Gear threatens to break out of the confines of the cubby shelf, and it looks like three players live here and not just one.
I gulp my coffee to push down the lump in my throat and start steeping some green tea for him to drink on our morning drive to school.
“I’ve got practice after school,” Jamie says around a mouthful. “I’ll walk over with Arch.”
“Will you be done by six?”
He nods, taps his foot, and chews too much food at once. I hold back from etiquette criticisms this early in the day.
“Just be there by six-thirty if you can,” he says, voice a little off. Guarded. Not unlike how he’s been the past few weeks when I pick him up.
Ever since I found him running drills with that new coach I don’t know. The smirky one with the full lips and piercing blue eyes. Montana-sky blue. The one who is too damn handsome to be a hockey player.

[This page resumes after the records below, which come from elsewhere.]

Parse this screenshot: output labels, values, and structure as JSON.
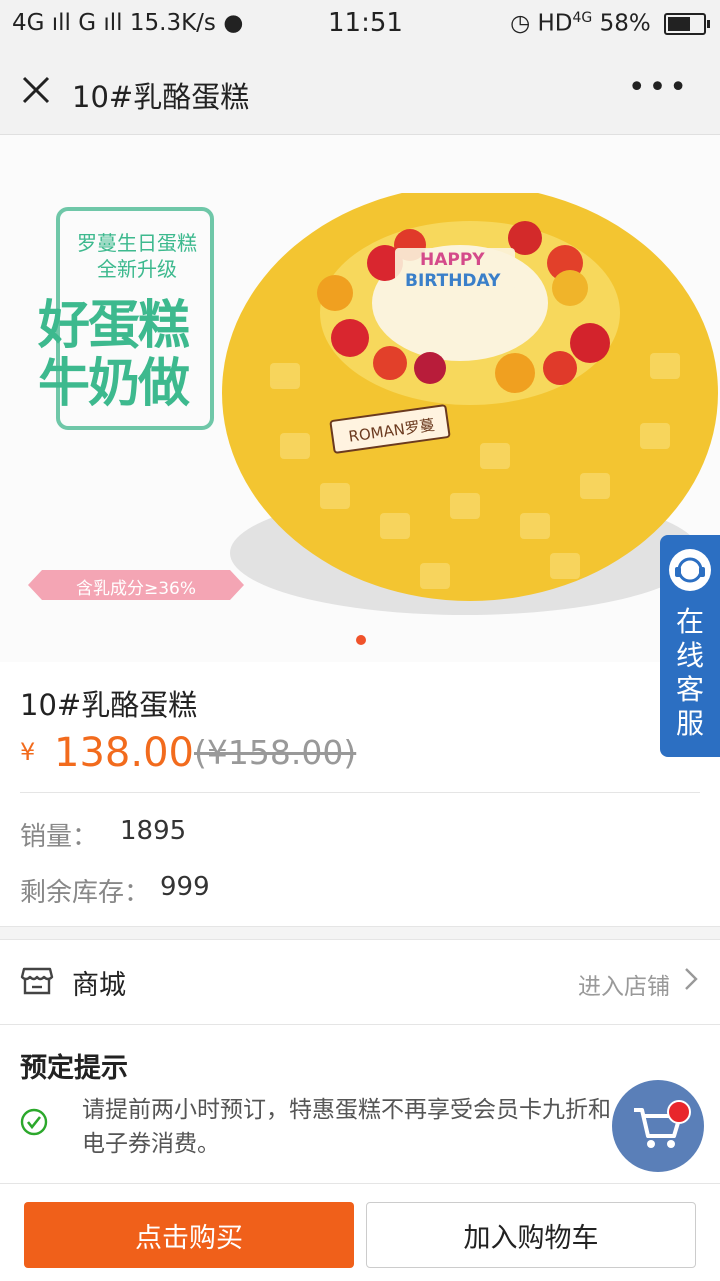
{
  "status_bar": {
    "network": "4G",
    "network2": "G",
    "speed": "15.3K/s",
    "time": "11:51",
    "hd": "HD",
    "network_right": "4G",
    "battery": "58%"
  },
  "nav": {
    "close_icon": "close-icon",
    "title": "10#乳酪蛋糕",
    "more_icon": "more-icon"
  },
  "hero": {
    "promo_line1": "罗蔓生日蛋糕",
    "promo_line2": "全新升级",
    "promo_big1": "好蛋糕",
    "promo_big2": "牛奶做",
    "ribbon": "含乳成分≥36%",
    "cake_topper": "HAPPY BIRTHDAY",
    "cake_badge": "ROMAN罗蔓",
    "carousel_active": 1
  },
  "service_tab": {
    "label": "在线客服"
  },
  "product": {
    "title": "10#乳酪蛋糕",
    "currency": "¥",
    "price": "138.00",
    "original_price": "(¥158.00)",
    "sales_label": "销量：",
    "sales_value": "1895",
    "stock_label": "剩余库存：",
    "stock_value": "999"
  },
  "shop": {
    "name": "商城",
    "enter_label": "进入店铺"
  },
  "tips": {
    "title": "预定提示",
    "text": "请提前两小时预订，特惠蛋糕不再享受会员卡九折和电子券消费。"
  },
  "bottom_bar": {
    "buy_label": "点击购买",
    "cart_label": "加入购物车"
  },
  "colors": {
    "accent": "#f26b1d",
    "buy_button": "#f0601a",
    "service_tab": "#2c6fc2",
    "promo_green": "#3db98e"
  }
}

Something in Jamie’s tone makes me pause and pulls me from my wayward thoughts. “Alright. We’ve got town council after, so you’ll need to shower at The Keep. We’ll grab dinner somewhere in town.”
He nods again, still chewing, still quiet. I wipe down the counters and load the dishwasher.
“I’m finishing the staircase at the Fox River Falls Inn—the Calloways’ place. You’ll like it.”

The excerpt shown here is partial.